Wanda James and Scott Durrah, the husband-and-wife owners of Simply Pure, a Denver manufacturer of gourmet cannabis edibles launched earlier this year, have taken a more media-savvy approach to attracting customers. They’ve got a slick company website that doesn’t feature semi-naked women or marijuana puns—their menu includes such unpsychedelic-sounding items as “mango salsa,” “apple butter,” and “marinara”—and they’ve received more national exposure than any of their medical-marijuana peers, with coverage on Comedy Central’s The Daily Show, the Wall Street Journal, and CNBC. Despite their ambitious efforts to appeal to mainstream middle-of-the-road America, they’ve still repeatedly hit the glass ceiling of their industry. Says James: “Our restaurant”—they also operate a Caribbean-cuisine eatery in Denver with non-cannabis entrees—“serves 86 different types of rum, and I can advertise that anywhere. With marijuana, our options are much more limited. I’m not knocking rum, but it is funny how that works.”

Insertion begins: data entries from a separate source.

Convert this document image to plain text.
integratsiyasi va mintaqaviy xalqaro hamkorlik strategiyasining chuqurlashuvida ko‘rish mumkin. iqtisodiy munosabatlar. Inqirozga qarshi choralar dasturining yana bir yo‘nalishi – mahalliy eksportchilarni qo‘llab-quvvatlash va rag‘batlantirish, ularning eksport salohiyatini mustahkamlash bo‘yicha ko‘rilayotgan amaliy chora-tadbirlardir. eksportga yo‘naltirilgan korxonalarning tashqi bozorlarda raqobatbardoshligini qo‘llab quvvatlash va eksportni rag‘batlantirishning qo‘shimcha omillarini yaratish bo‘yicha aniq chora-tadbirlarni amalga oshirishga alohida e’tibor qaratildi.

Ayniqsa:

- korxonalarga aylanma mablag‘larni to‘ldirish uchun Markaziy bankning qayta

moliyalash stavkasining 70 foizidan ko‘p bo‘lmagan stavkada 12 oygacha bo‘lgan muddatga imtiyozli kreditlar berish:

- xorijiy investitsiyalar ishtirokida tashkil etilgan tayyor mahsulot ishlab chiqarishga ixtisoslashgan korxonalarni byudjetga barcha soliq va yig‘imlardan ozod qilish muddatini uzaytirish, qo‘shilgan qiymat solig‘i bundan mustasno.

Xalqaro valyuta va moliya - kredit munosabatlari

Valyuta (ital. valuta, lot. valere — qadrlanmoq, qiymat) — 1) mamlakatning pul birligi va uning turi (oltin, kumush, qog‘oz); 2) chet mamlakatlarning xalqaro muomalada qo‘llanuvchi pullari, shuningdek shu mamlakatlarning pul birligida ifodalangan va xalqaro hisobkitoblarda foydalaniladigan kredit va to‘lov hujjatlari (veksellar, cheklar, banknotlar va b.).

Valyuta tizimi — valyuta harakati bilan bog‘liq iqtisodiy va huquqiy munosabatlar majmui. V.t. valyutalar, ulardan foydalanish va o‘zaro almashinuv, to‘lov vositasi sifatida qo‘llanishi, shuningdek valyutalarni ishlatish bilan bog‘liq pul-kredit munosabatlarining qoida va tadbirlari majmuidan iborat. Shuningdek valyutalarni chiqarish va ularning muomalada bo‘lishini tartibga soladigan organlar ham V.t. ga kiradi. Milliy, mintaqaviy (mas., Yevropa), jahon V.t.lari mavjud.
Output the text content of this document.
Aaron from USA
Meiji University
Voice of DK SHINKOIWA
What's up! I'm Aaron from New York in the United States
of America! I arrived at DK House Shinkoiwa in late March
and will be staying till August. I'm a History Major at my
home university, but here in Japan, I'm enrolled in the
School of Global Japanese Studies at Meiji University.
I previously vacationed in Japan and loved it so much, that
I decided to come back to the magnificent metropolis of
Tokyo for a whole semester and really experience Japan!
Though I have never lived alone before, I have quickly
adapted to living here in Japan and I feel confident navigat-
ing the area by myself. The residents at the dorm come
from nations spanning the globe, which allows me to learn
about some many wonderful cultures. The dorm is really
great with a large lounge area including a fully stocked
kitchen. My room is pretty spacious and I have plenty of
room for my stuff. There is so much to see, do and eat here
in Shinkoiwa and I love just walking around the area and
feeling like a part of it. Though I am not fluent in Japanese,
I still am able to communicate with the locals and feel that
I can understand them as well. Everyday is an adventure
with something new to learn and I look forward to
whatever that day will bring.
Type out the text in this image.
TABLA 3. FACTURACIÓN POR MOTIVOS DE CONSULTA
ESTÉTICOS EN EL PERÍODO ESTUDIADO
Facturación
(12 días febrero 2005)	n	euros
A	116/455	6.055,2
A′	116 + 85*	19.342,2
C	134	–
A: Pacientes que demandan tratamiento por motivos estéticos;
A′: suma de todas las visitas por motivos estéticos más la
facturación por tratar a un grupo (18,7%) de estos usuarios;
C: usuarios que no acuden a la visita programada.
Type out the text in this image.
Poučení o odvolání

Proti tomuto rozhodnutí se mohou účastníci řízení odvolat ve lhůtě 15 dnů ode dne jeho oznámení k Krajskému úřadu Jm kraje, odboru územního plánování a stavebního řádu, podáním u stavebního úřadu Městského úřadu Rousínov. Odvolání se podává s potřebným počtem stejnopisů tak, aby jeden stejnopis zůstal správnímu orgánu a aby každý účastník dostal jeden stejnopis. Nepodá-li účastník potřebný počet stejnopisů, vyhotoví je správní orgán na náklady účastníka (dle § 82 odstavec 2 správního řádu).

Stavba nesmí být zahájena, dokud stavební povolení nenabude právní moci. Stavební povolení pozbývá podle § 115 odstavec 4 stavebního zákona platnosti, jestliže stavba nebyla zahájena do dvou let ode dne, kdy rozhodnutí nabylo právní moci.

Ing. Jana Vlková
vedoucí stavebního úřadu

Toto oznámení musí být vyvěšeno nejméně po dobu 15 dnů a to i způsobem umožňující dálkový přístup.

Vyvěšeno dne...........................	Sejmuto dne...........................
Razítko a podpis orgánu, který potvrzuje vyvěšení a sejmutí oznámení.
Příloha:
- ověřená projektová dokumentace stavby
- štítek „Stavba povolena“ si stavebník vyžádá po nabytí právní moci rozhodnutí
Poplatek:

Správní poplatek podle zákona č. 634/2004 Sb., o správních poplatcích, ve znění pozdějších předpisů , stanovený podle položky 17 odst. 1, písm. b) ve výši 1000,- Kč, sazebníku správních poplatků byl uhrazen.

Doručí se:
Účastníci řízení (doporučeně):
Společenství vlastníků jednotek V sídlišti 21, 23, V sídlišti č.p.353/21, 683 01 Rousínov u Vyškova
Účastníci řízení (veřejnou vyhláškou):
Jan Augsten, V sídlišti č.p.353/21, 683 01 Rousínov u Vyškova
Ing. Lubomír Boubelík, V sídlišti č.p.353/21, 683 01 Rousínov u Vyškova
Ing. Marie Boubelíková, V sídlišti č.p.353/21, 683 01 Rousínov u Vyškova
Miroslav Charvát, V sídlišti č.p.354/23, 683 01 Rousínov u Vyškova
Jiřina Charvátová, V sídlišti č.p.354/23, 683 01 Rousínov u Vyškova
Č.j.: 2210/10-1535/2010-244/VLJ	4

Thomas R. Raynes, executive director of the Colorado District Attorneys’ Council, believes the cannabis business is inherently risky, no matter the drug’s legal standing in Colorado. “At any moment in time the federal government can exercise its power of preemption and do what they want.” There are ominous signs from California, where in October several medical marijuana dispensaries were closed or raided in a statewide crackdown. “The law has been hijacked by profiteers who are motivated not by compassion but by money,” says San Francisco U.S. Attorney Melinda Haag. “Where there’s marijuana, there’s money, and lots of it.” It was a scary message to anybody in the medical marijuana trade but especially for dispensary owners in Colorado, many of whom make no secret that they’re “profiteers.” If a federal crackdown could happen in California, they wonder, why couldn’t it happen here?
Nevertheless, more than a few insiders make bold predictions that some unknown dispensary on the verge of bankruptcy today could become the Coca-Cola or Starbucks of marijuana tomorrow. KushCon’s Selan envisions a bright future: “I wouldn’t be surprised if marijuana becomes a branded product, like California wines.”